Bij de presentatie van haar begroting 2015-2018 gaat de Franse regering uit van een groei van 1% in 2015, oplopend tot 2% in 2018. Pas in 2018 bereikt Frankrijk met haar tekort de EMU-norm van 3% en de Franse staatsschuld bedraagt dit jaar ruim tweeduizend miljard euro (vanwege de vele nullen heb ik het bedrag uitgeschreven). Dat alles in een periode dat president Hollande op het laagste niveau ooit staat qua vertrouwen van de Franse bevolking en een oude bekende, Nicolas Sarkozy, zich warm loopt om de strijd met Hollande aan te gaan om het presidentschap.

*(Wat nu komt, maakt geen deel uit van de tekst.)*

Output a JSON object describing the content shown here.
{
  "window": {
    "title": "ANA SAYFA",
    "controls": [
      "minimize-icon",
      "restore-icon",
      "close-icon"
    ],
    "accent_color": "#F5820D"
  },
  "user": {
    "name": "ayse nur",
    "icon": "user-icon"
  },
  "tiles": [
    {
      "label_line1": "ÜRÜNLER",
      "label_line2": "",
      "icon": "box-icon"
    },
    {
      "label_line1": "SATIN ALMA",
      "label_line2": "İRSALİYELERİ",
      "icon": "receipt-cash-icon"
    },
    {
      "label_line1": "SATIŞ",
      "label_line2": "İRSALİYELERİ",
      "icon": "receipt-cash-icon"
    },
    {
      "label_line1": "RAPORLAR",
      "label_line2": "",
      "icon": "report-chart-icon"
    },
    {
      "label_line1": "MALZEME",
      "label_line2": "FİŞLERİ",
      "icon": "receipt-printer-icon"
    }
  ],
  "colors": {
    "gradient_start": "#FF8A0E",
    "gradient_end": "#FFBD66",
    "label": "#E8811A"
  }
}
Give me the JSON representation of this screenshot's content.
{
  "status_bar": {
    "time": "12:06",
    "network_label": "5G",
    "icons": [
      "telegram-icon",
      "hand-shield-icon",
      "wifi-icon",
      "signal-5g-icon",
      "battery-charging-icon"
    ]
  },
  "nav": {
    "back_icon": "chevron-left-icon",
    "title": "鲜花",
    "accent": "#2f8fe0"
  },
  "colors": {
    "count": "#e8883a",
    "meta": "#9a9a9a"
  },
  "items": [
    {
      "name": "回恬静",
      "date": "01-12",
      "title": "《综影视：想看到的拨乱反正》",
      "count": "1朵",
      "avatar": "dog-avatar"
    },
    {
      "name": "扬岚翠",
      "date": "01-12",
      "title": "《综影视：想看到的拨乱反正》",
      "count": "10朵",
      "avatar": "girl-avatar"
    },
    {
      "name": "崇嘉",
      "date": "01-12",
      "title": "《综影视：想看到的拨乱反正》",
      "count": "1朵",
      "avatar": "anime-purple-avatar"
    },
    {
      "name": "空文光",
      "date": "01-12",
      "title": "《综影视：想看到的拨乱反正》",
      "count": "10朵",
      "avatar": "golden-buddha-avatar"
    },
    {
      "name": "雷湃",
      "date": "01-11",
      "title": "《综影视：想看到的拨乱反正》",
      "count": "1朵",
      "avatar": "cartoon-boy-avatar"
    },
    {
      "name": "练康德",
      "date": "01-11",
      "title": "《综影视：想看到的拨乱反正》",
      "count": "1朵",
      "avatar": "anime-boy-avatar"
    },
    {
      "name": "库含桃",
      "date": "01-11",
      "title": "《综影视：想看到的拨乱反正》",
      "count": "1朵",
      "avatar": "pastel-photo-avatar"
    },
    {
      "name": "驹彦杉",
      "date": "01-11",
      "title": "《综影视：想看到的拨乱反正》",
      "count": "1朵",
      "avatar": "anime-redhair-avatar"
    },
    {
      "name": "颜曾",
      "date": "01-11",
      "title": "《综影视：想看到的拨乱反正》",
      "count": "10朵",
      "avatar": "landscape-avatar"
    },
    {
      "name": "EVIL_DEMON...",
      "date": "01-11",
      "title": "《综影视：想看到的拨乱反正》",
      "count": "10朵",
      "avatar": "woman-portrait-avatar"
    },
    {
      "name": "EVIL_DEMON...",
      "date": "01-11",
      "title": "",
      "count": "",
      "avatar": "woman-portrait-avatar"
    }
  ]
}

In feite is in Frankrijk in versterkte mate hetzelfde aan de gang als in ons land. De gemiddelde werknemer in de bouw in Nederland houdt van een bruto salaris van €4600 nog €2300 netto over; voor de werkgever kost deze werknemer €7000. De collectieve lastendruk in ons land is zo hoog opgelopen, dat deze als een molensteen om de nek van de economische groei hangt. Slechts een structurele herziening van ons belastingstelsel, gepaard met een blijvende lastenverlichting voor bedrijven en burgers, en het aanzienlijk opschroeven van de overheidsinvesteringen in kennis, innovatie en infrastructuur biedt soelaas. Ook zal de overheid moeten nadenken over hoe om te gaan met een niet tegen te houden, verdergaande flexibilisering van de arbeidsmarkt.
Zo ver is men in Frankrijk nog lang niet. Het geld wordt daar gehaald door de prijs van de postzegels te verhogen en de nationale musea i.p.v. zes, zeven dagen per week open te stellen.
En de piloten van Air France krijgen het voor elkaar om nadat vrijwel al hun eisen ingewilligd zijn, vrolijk door te blijven staken in een sector waar de marges sowieso onder druk staan. Een verlies van tientallen miljoenen per dag zou zelfs Poetin met een boycot nooit voor elkaar krijgen.